But there is growing evidence that they are simply rounding up critics of the communist leadership at an unprecedented pace.
When President Xi Jinping took office in March, he promised to "uphold the constitution and the rule of law [and] always listen to the voice of the people".
Various public statements by him had prompted hope within China and beyond that he was a reformer.
However, Mr Xi's more recent statements, which coincide with the crackdown, point to an increasingly hard-line form of governance.
In one speech, published by China's state-run news agency Xinhua, Mr Xi calls for a "strong army to seize the ground of new media".
Under a new law, introduced this week, anyone who uses Chinese online social networks to "send out false information that is defamatory or harms the national interest" could face three years in jail.
If an offending online post is seen more than 5,000 times or gets more than 500 re-posts, the source of the post faces prosecution.
The Chinese Government is the master of censorship. However, the growing power of the internet is presenting the leadership with a challenge.
The country's Twitter-like microblog, Weibo, has 400 million users, according to the latest statistics.
Some of its most high-profile users - called Big Vs because they have a "verified" status on Weibo - have tens of millions of followers.

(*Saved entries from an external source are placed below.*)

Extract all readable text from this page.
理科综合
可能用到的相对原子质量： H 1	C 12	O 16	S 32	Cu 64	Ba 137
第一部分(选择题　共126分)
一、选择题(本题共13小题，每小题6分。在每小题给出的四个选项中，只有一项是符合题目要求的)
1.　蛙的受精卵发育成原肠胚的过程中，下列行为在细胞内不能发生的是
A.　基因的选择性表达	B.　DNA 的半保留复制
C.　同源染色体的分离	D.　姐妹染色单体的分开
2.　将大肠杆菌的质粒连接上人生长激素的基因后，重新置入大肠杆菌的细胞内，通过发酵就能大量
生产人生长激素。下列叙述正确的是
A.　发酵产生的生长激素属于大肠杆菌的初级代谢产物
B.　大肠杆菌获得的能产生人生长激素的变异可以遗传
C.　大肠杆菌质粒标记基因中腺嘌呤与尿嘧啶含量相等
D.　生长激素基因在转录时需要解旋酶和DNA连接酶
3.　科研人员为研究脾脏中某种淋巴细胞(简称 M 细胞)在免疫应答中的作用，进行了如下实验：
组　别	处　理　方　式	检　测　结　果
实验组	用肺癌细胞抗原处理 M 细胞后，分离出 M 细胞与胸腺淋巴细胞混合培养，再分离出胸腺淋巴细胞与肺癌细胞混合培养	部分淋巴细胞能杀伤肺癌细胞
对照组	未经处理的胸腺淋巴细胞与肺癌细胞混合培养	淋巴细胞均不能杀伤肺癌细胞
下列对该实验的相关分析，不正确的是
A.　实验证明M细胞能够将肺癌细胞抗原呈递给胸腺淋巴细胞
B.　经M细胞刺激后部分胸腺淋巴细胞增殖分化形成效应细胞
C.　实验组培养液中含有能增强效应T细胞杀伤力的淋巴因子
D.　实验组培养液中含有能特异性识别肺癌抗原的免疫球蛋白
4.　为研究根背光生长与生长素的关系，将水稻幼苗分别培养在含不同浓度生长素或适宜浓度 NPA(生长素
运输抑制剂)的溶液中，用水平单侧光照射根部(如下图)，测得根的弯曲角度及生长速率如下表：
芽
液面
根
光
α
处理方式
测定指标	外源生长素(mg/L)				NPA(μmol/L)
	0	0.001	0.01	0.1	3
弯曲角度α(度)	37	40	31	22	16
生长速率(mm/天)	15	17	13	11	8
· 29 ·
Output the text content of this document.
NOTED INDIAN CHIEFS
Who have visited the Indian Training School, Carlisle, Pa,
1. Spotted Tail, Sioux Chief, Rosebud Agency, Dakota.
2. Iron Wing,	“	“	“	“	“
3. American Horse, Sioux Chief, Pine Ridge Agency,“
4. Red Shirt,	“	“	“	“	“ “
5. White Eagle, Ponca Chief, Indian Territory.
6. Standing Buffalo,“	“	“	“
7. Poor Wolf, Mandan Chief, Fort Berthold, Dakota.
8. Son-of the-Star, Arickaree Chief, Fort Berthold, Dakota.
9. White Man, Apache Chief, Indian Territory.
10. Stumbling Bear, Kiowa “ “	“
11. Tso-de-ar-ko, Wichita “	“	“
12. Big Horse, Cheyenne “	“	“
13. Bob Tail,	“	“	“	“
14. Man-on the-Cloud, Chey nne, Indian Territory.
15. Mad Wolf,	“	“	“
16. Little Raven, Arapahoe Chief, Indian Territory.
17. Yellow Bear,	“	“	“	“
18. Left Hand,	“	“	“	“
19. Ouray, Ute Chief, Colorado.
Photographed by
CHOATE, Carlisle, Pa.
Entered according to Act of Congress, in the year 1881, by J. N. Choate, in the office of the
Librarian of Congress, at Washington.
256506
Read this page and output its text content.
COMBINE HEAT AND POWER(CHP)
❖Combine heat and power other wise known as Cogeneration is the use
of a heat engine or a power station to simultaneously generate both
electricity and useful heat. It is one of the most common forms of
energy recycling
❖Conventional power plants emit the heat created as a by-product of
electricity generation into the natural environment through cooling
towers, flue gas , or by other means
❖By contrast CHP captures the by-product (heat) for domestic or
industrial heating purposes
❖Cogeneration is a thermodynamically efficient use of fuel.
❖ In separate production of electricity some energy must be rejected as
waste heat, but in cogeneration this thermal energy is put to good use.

Their views and the content of their posts therefore carries huge weight.
One Big V, Xue Manzi, was arrested last month and accused of soliciting a prostitute.
He was paraded on state television apparently confessing to his crime.
He is now awaiting trial and has been silenced from expressing his often outspoken views to his millions of followers.
And on Friday billionaire investor Wang Gongquan, a well-known figure in China, was arrested at his Beijing home by 20 policemen.
Mr Wang - who has often spoken out against the government - was told he was being arrested for "gathering a crowd to disturb order in a public place", the same charge used to round up many dissidents.
Over the past few months, police forces across China have announced the detention of hundreds of people for posting "online rumours".
In Shanghai, police say they have arrested 170 people this year.
"In this never-ending cat-and-mouse game between the government and 'netizens' for real freedom of expression on China's internet, the authorities are setting new traps," Ms Richardson from Human Rights Watch said.
"At stake is one of the few mechanisms people in China have to hold authorities to account."
In a Beijing suburb Sky News met one man who is not afraid to speak out.
Hu Jia has already spent three years in jail and many more under house arrest for his criticism of the government. He knows many of those who are currently locked up.
"This country has a regime which rules by fear," he said in a soft voice.
"Citizens are surrounded by a wall of fear - unable to express themselves: one big prison. I don't want to be inside a prison, I want to be a free man. I will express myself freely. Nothing should stop me from expressing my opinions.
"We pay our freedom, personal freedom; we pay our health, because sometimes we will be tortured, sometimes we on hunger strikes as we fight back; I have liver problem, it's all due to long term battles. It also brings pain to our families."
In November, China hopes to be elected to the United Nations Council on Human Rights.
Mr Hu said: "We have to stop it, we must stop it. I think the Chinese communist government are the same as the former Soviet Union, even the German Nazi Party.
"Allowing China to become a member of the UN Human Rights Council is like a making an executioner a judge, that's ridiculous."